A derrota surpreendente deixou o partido Reunião Nacional, de Marine Le Pen, como a terceira força mais votada na Assembleia Nacional.
As previsões de uma semana atrás, de alcançar 300 cadeiras no parlamento diminuíram para algo na faixa de 150. E isso aconteceu porque os franceses apareceram em grande número nas seções de votação — o maior comparecimento em mais de 40 anos.
Jordan Bardella, protegido de Marine Le Pen e que era cotado para ser o novo primeiro-ministro francês em caso de uma vitória do RN, declarou que a aliança “não natural” e “desonrosa” entre esquerdistas e a coligação de Macron impediu a vitória de seu partido.
Bardella se refere à aliança entre partidos de esquerda que deixaram suas diferenças para formar uma coligação anti-RN.
Os vários blocos políticos de tendências diversas de esquerda, superou a distância que os separa do bloco do presidente Emmanuel Macron para chegar ao surpreendente resultado no segundo turno das eleições legislativas.
Políticos da direita radical observam que nada, a não ser a oposição ao RN, une os políticos dessa aliança, que vai de Edouard Philippe, na centro-direita, a Philippe Poutou, da esquerda trotskista. E que essa falta de entendimento é um mau presságio para o futuro.
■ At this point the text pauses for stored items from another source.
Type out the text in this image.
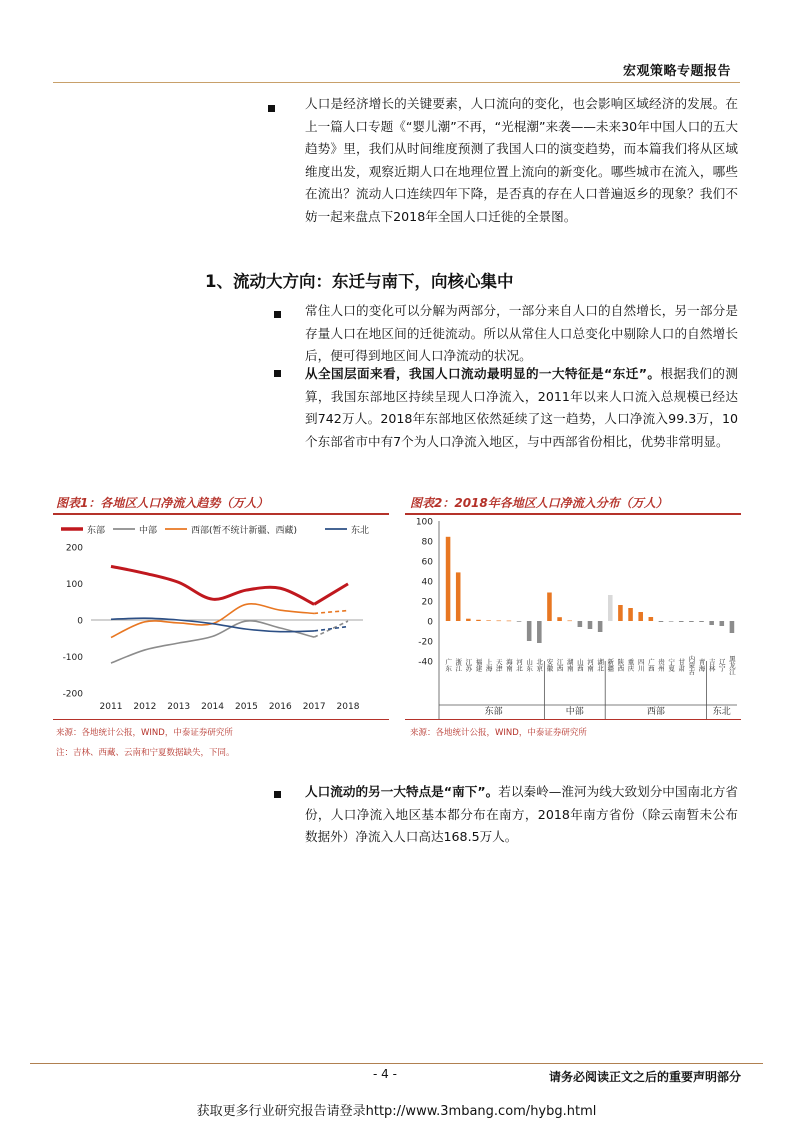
宏观策略专题报告
人口是经济增长的关键要素，人口流向的变化，也会影响区域经济的发展。在上一篇人口专题《“婴儿潮”不再，“光棍潮”来袭——未来30年中国人口的五大趋势》里，我们从时间维度预测了我国人口的演变趋势，而本篇我们将从区域维度出发，观察近期人口在地理位置上流向的新变化。哪些城市在流入，哪些在流出？流动人口连续四年下降，是否真的存在人口普遍返乡的现象？我们不妨一起来盘点下2018年全国人口迁徙的全景图。
1、流动大方向：东迁与南下，向核心集中
常住人口的变化可以分解为两部分，一部分来自人口的自然增长，另一部分是存量人口在地区间的迁徙流动。所以从常住人口总变化中剔除人口的自然增长后，便可得到地区间人口净流动的状况。
从全国层面来看，我国人口流动最明显的一大特征是“东迁”。根据我们的测算，我国东部地区持续呈现人口净流入，2011年以来人口流入总规模已经达到742万人。2018年东部地区依然延续了这一趋势，人口净流入99.3万，10个东部省市中有7个为人口净流入地区，与中西部省份相比，优势非常明显。
图表1：各地区人口净流入趋势（万人）
东部	中部	西部(暂不统计新疆、西藏)	东北
200
100
0
-100
-200
2011 2012 2013 2014 2015 2016 2017 2018
来源：各地统计公报，WIND，中泰证券研究所
注：吉林、西藏、云南和宁夏数据缺失，下同。
图表2：2018年各地区人口净流入分布（万人）
100
80
60
40
20
0
-20
-40 广东 浙江 江苏 福建 上海 天津 海南 河北 山东 北京 安徽 江西 湖南 山西 河南 湖北 新疆 陕西 重庆 四川 广西 贵州 宁夏 甘肃 内蒙古 青海 吉林 辽宁 黑龙江
东部	中部	西部	东北
来源：各地统计公报，WIND，中泰证券研究所
人口流动的另一大特点是“南下”。若以秦岭—淮河为线大致划分中国南北方省份，人口净流入地区基本都分布在南方，2018年南方省份（除云南暂未公布数据外）净流入人口高达168.5万人。
- 4 -	请务必阅读正文之后的重要声明部分
获取更多行业研究报告请登录http://www.3mbang.com/hybg.html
De qualquer forma, as urnas mostraram que a maioria dos franceses não quis a direita radical — seja porque se opõem às suas ideias, seja porque temem a agitação que inevitavelmente acompanharia a sua chegada ao poder.
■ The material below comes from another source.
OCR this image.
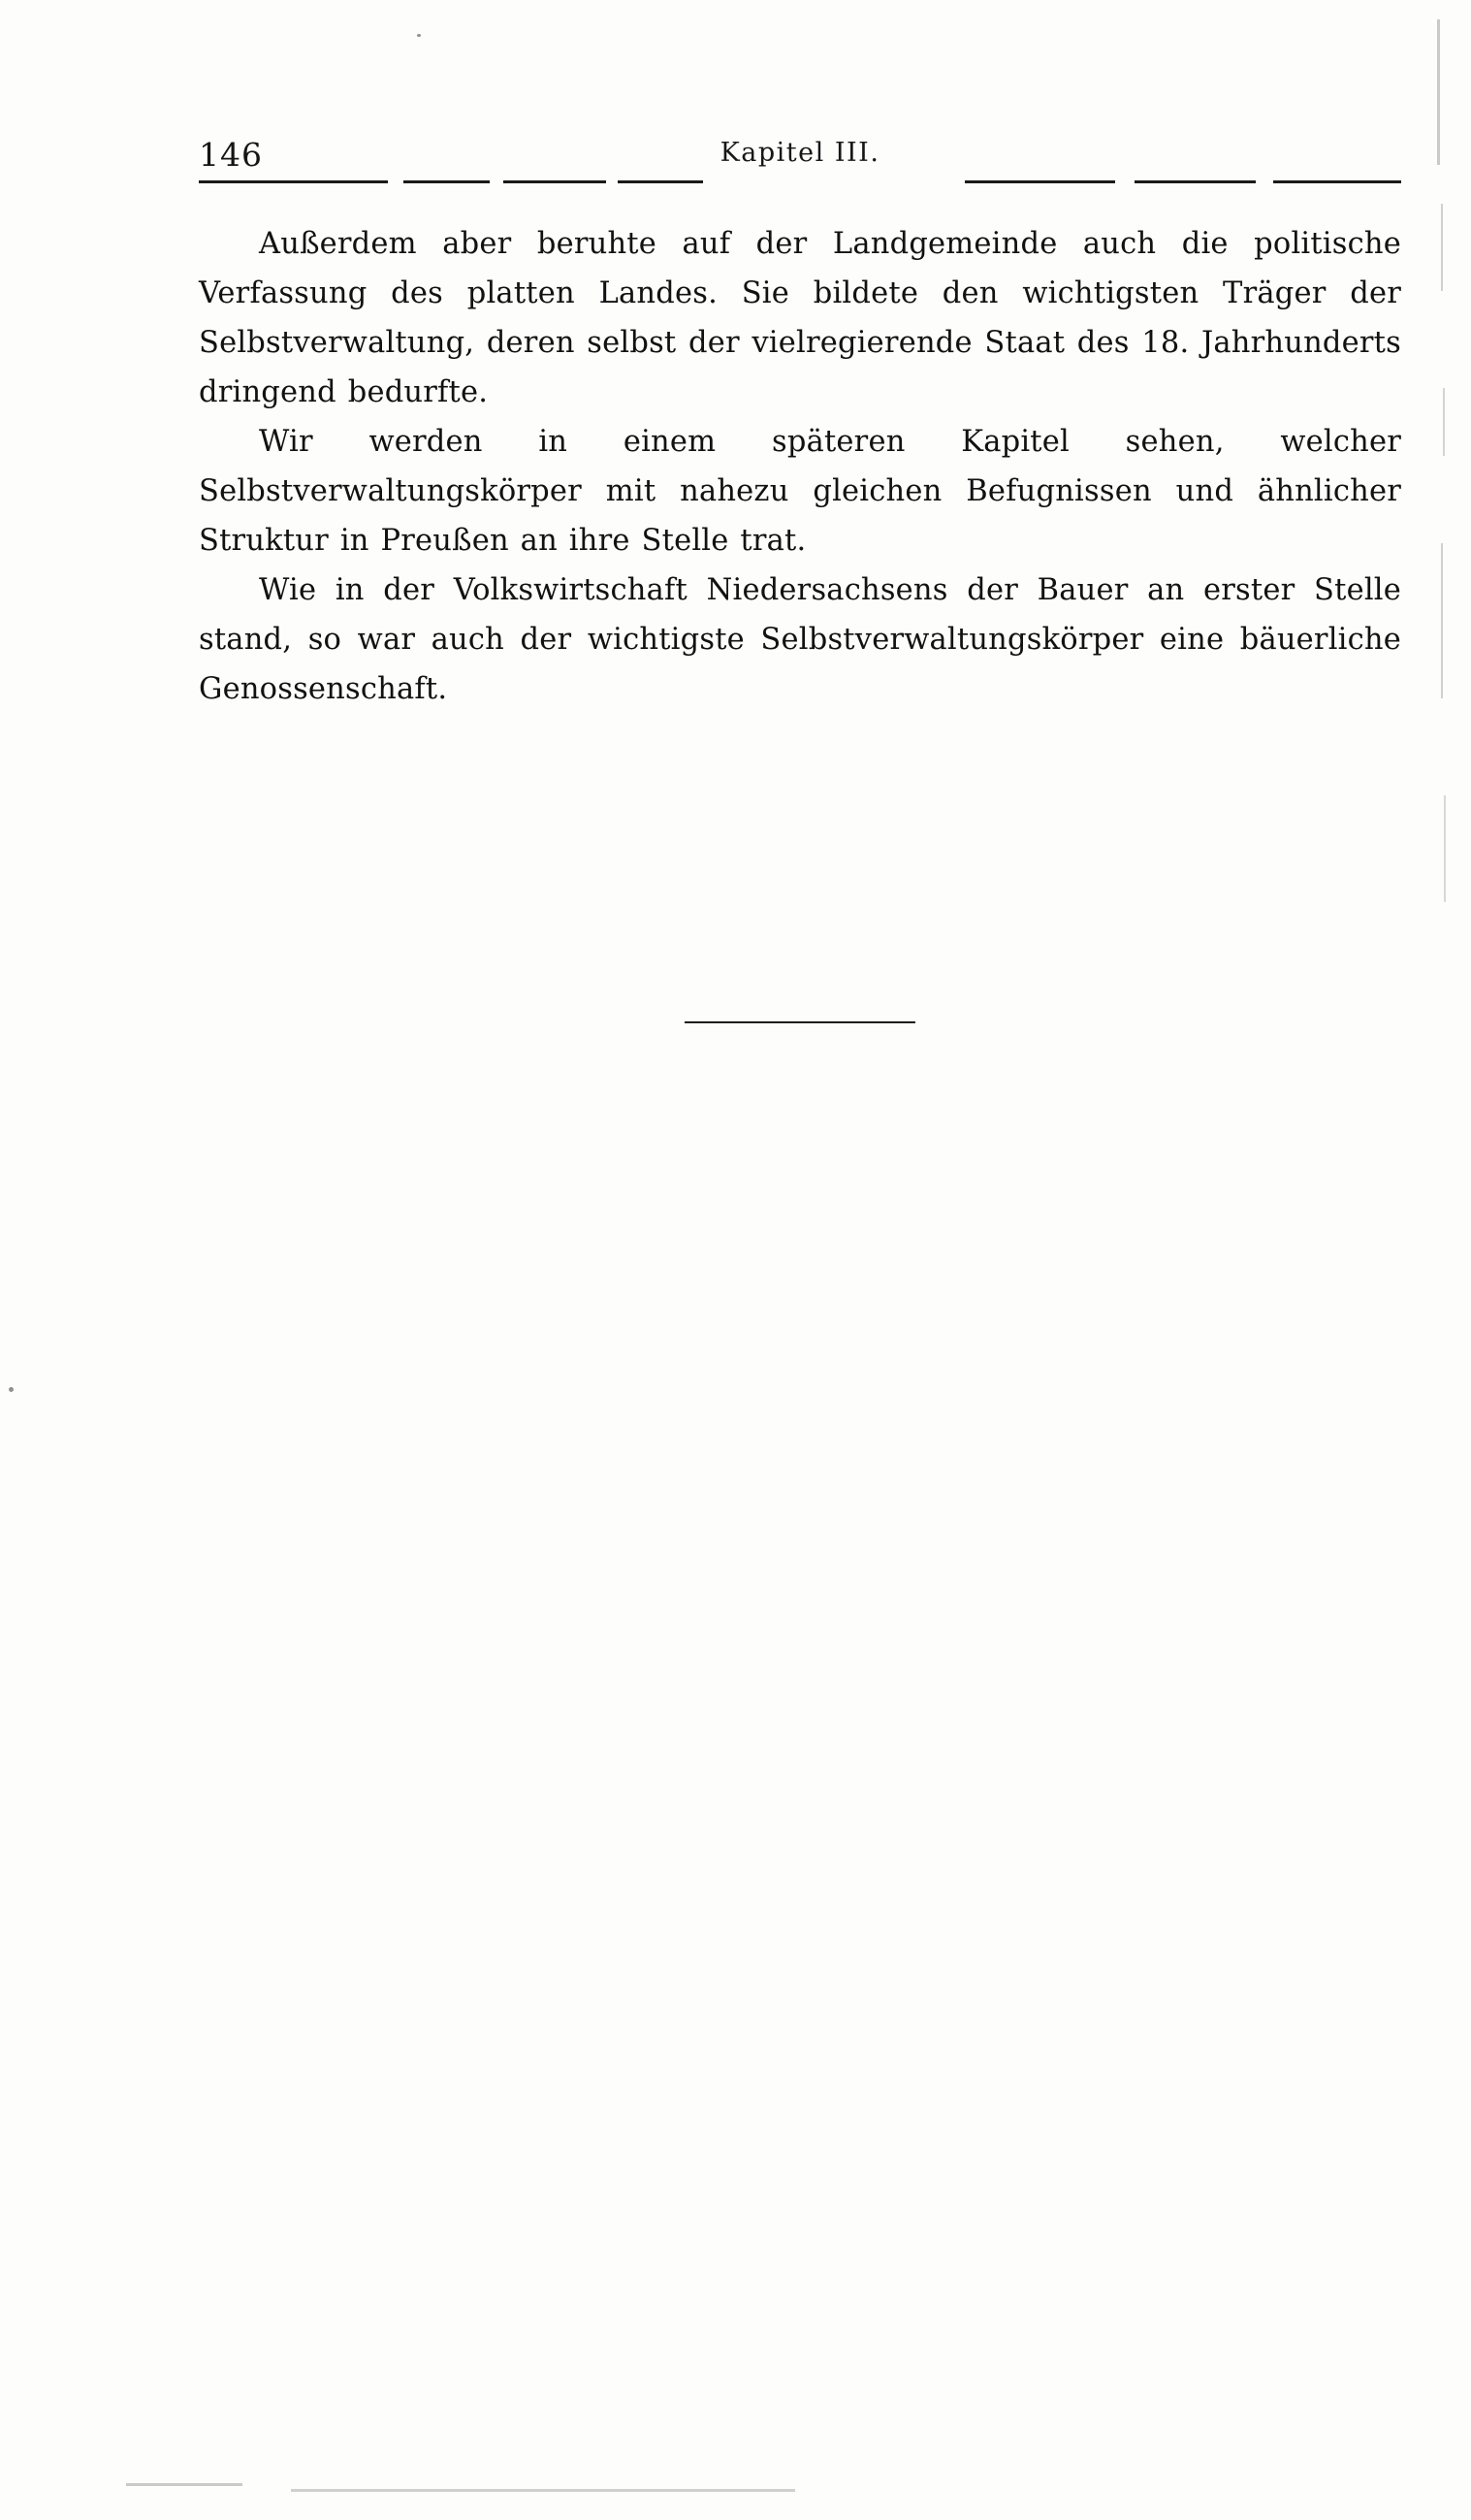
146	Kapitel III.

Außerdem aber beruhte auf der Landgemeinde auch die politische Verfassung des platten Landes. Sie bildete den wichtigsten Träger der Selbstverwaltung, deren selbst der vielregierende Staat des 18. Jahrhunderts dringend bedurfte.

Wir werden in einem späteren Kapitel sehen, welcher Selbstverwaltungskörper mit nahezu gleichen Befugnissen und ähnlicher Struktur in Preußen an ihre Stelle trat.

Wie in der Volkswirtschaft Niedersachsens der Bauer an erster Stelle stand, so war auch der wichtigste Selbstverwaltungskörper eine bäuerliche Genossenschaft.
Mas se Jordan Bardella não será o próximo primeiro-ministro do país, quem será?
Essa é a grande incógnita. E, contrariamente à convenção que se seguiu às eleições parlamentares francesas anteriores, poderá demorar semanas até termos uma resposta.
Porque algo aconteceu nessas semanas tensas, algo que mudou a própria natureza do sistema político francês.
Como disse o proeminente analista político Alain Duhamel — veterano em todas as eleições desde Charles de Gaulle: “Hoje já não existe nenhum partido dominante. Desde que Macron chegou ao poder, há sete anos, temos estado num período de desconstrução das nossas forças políticas”.
“Talvez agora estejamos iniciando um período de reconstrução.”
O que ele quer dizer é que existe agora uma multiplicidade de forças políticas: três grandes blocos (esquerda radical, direita radical e centro), mais o centro-direita. E dentro deles existem tendências e partidos concorrentes.
Sem nenhum partido capaz de obter a maioria na Assembleia Nacional, é agora inevitável um longo período de negociações que possa formar uma nova coalizão que vá do centro-direita até a esquerda.
Nada indica como isso acontecerá. Os diferentes componentes politicos dessa possível aliança expressam uma aversão mútua até o momento.
Mas é possível apostar que Macron irá apelar para um período de conciliação após as tensões das últimas semanas.
Convenientemente, este período vai durar até a Olimpíada de Paris e as férias de verão, permitindo que os franceses recuperem o ânimo.
Nesse meio-tempo, Macron designará alguém para liderar as negociações e juntar as diferentes partes. Será alguém da esquerda? Será alguém do centro? Será um político de fora desse bloco? Não sabemos.
O que parece certo é que a França está prestes a entrar num sistema mais “parlamentarista”.
Macron e o futuro primeiro-ministro terão menos poder nessa nova fase.
Mesmo que o presidente consiga colocar um centrista no cargo de premiê (o que não é nada fácil, dada a força demonstrada pela esquerda), essa pessoa exercerá o poder por direito próprio e com base no apoio parlamentar.
Macron — sem perspectivas de concorrer novamente em 2027, quando acaba seu mandato — será uma figura menor.
Então o presidente perdeu a aposta? Estará ele arrependido da sua pressa em antecipar as eleições? Ele está pronto para dar um passo atrás?
Podemos ter a certeza de que não é assim que Macron vê as coisas. Ele dirá que sua decisão foi tomada porque a situação era insustentável.
Possivelmente, ele dirá também que deixou as coisas mais claras na política francesa ao dar a chance para o RN obter uma parcela maior das cadeiras na Assembleia para refletir o apoio do partido no país.
E pode ainda sustentar que sua arriscada aposta de que os franceses nunca colocariam a direita radical no poder estava correta.
O poder de Macron pode estar em declínio. Mas, por enquanto, ele segue no Palácio do Eliseu, consultando a sua equipe, estimulando os políticos, ainda dominando o relógio político.